To criticize the current president on a rap record in 2017 — “Fuck Donald Trump,” he spits on “Rockabye Baby” — is brave, but Bada$$ is susceptible to hollow signifying in place of actual criticism. If, as he suggests, Trump’s America is indistinguishable from Reagan’s and both Bushes’, spelling America “AmeriKKKa” and noting that the star-spangled banner bears the same colors as the Crips and Bloods isn’t any more trenchant a commentary than when Ice Cube and Spice 1 did it 25 years ago. A suspicious listener might reasonably ask why one should care what the “Curry Chicken” rapper thinks about government; unfortunately, All-Amerikkkan Bada$$ doesn’t make much of a case.
That’s a shame, because All-Amerikkkan Bada$$ is so earnest and otherwise outstanding a hip-hop album that it hardly warrants such a stretch. Its twelve tracks are impeccably sequenced without a dull moment, and when Bada$$ adopts a ragga patois, it doesn’t reek of Drake’s cynical appropriation — because Joey is actually, you know, a Caribbean American. “Rockabye Baby,” which introduces the album’s second half, shatters the opening tracks’ pleasant languor for good; the song sounds like a Schoolboy Q trunk rattler even before the TDE star clocks in on the second verse. The gleefully dystopian posse cut “Ring the Alarm” also lands among the record’s most unanimously successful tracks. Ironically, Joey’s writing is better when he’s not aiming for sociopolitical relevance, and the pivot to more straightforward rapping doesn’t sacrifice the musicality of the first act.

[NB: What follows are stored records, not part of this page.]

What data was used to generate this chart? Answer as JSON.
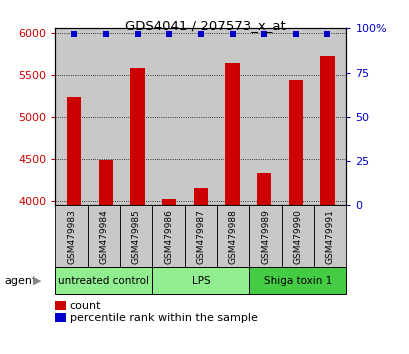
{
  "title": "GDS4041 / 207573_x_at",
  "samples": [
    "GSM479983",
    "GSM479984",
    "GSM479985",
    "GSM479986",
    "GSM479987",
    "GSM479988",
    "GSM479989",
    "GSM479990",
    "GSM479991"
  ],
  "counts": [
    5230,
    4490,
    5580,
    4020,
    4150,
    5640,
    4330,
    5440,
    5720
  ],
  "percentiles": [
    97,
    97,
    97,
    97,
    97,
    97,
    97,
    97,
    97
  ],
  "ylim_left": [
    3950,
    6050
  ],
  "ylim_right": [
    0,
    100
  ],
  "yticks_left": [
    4000,
    4500,
    5000,
    5500,
    6000
  ],
  "yticks_right": [
    0,
    25,
    50,
    75,
    100
  ],
  "bar_color": "#CC0000",
  "dot_color": "#0000CC",
  "bar_width": 0.45,
  "panel_bg": "#C8C8C8",
  "group_configs": [
    {
      "label": "untreated control",
      "start": 0,
      "end": 3,
      "color": "#90EE90"
    },
    {
      "label": "LPS",
      "start": 3,
      "end": 6,
      "color": "#90EE90"
    },
    {
      "label": "Shiga toxin 1",
      "start": 6,
      "end": 9,
      "color": "#44CC44"
    }
  ],
  "legend_count_color": "#CC0000",
  "legend_pct_color": "#0000CC",
  "ylabel_left_color": "#CC0000",
  "ylabel_right_color": "#0000CC"
}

“Super Predator” — featuring Styles P, still one of the best bar-for-bar guest rappers alive — achieves poignance contrasting the veteran’s “filthy America” with the high risks and heavy burdens Joey experiences a generation later. Bada$$ seamlessly matches the D-Block rapper’s template, their dispatches suggesting that the more things change, the more they stay the same. “Babylon,” a duet with the reggae artist Chronixx, is triumphant in its less on-the-nose commentary. Even the contemptible J. Cole redeems himself on the brilliant Statik Selektah production “Legendary,” a fittingly contemplative deep cut.
The album’s apocalyptic closer, “AmeriKKKan Idol,” is a six-minute epic and, like the most emphatic material here, something of a mixed bag. Bada$$ swings for the fences in an attempt to take an entire culture to task, and while most of the track works — referencing police shootings and fake-news propaganda — it ends with a whimper, an ambiguous call to rebel but also to work together.
To discredit the conceit and content of an album as fantastic sounding as All-Amerikkkan Bada$$ seems beside the point, but the frustrating dissonance lies in the fact that, as great as it is, the record Bada$$ sought to make is even better than the one he ended up with. Joey’s ambition is to be applauded; he’s an intellectual artist who, in the face of surmounting evil, put forth a dazzling record that unequivocally takes a stand.
But ultimately, it’s still something of a low-stakes affair. Joey Bada$$’s listeners span demographics — from nostalgic older heads to technique-obsessed purists to younger fans who see him as an alternative to his self-obsessed contemporaries — but I still can’t imagine many Republicans buying his records. For now, he offers the wisdom of a 22-year-old hip-hop obsessive. With a little more seasoning, it’s entirely conceivable he’ll reach the level of articulate acumen he’s grasping for.
And even if he doesn’t, that’s fine. He’s a lightning-in-a-bottle talent, and All-Amerikkkan Bada$$ is one of the most eminently listenable rap albums you’ll encounter this year, which is more than enough. We’ve already got a Kendrick, but we don’t necessarily have another Joey.